Thursday, December 13, 2012

Switzerland maintains interest, exchange rate targets

    The Swiss central bank maintained its targets for interest and exchange rates, as expected, saying the downside risks to the country's economy "remain considerable" and fourth quarter growth should be significantly weaker than in the third quarter.
    The Swiss National Bank (SNB) kept its target for three-month Libor at 0-0.25 percent and said that "if necessary, it stands ready to take further measures at any time."
    The bank also confirmed its intention to enforce the ceiling on the Swiss franc and keep it below 1.20 euro "with the utmost determination" and that it remains prepared to "buy foreign currency in unlimited quantities for this purpose." The ceiling was introduced in August last year after the franc rose to almost parity with the euro as investors sought safety in the Alpine country.

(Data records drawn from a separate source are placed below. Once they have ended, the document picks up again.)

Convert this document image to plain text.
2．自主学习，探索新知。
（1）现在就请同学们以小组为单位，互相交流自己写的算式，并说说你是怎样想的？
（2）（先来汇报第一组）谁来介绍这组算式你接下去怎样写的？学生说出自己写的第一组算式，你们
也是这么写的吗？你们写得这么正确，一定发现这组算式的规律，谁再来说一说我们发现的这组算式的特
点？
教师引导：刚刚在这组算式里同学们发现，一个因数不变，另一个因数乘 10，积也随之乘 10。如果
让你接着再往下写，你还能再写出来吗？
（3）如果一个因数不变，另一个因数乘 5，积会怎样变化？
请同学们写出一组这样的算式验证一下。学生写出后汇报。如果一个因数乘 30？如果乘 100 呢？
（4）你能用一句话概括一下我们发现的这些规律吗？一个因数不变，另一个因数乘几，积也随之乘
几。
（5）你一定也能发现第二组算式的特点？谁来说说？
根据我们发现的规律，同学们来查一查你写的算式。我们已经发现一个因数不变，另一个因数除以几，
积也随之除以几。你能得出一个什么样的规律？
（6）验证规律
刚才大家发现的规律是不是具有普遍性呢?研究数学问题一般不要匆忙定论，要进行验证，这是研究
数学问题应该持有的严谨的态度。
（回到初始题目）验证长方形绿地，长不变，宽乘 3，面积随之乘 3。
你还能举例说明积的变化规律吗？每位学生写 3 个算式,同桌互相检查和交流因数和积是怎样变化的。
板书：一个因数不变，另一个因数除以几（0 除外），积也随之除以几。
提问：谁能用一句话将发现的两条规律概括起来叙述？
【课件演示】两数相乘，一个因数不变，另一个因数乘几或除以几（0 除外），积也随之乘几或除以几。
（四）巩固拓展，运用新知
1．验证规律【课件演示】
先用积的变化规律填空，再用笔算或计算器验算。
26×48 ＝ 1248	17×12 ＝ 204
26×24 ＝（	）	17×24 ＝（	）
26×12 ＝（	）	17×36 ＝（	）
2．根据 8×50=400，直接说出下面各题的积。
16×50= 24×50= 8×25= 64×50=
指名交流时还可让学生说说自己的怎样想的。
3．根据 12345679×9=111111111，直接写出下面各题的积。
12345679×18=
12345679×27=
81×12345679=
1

    The SNB said its latest inflation forecast was largely unchanged from September, with inflation subdued by Europe's weak economy and the impact of the past rise in the Swiss franc on prices stronger than originally expected.
    "In the foreseeable future, therefore, there is no risk of inflation in Switzerland," the bank said, forecasting deflation of 0.7 percent this year and 0.1 percent in 2013 and inflation of 0.4 percent in 2014.  Inflation was 0.2 percent in 2011.
    Switzerland's Gross Domestic Product expanded by 0.6 percent in the third quarter from the second for annual growth of 1.4 percent, up from the second quarter's 0.5 percent growth rate.
    But the SNB expects significant weakening in the fourth quarter and growth this year is forecast at around 1.0 percent and in 2013 1.0-1.5 percent.
    The SNB said the European Central Bank's actions had significantly reduced the probability of extreme developments in the euro area but there was still substantial uncertainty and it is also unclear how much U.S. economic growth will be hampered by the budget consolidation talks.
    "Moreover, momentum in the Swiss residential mortgage and real estate market remains strong, and has led to a further increase in risks for financial stability," the SNB said.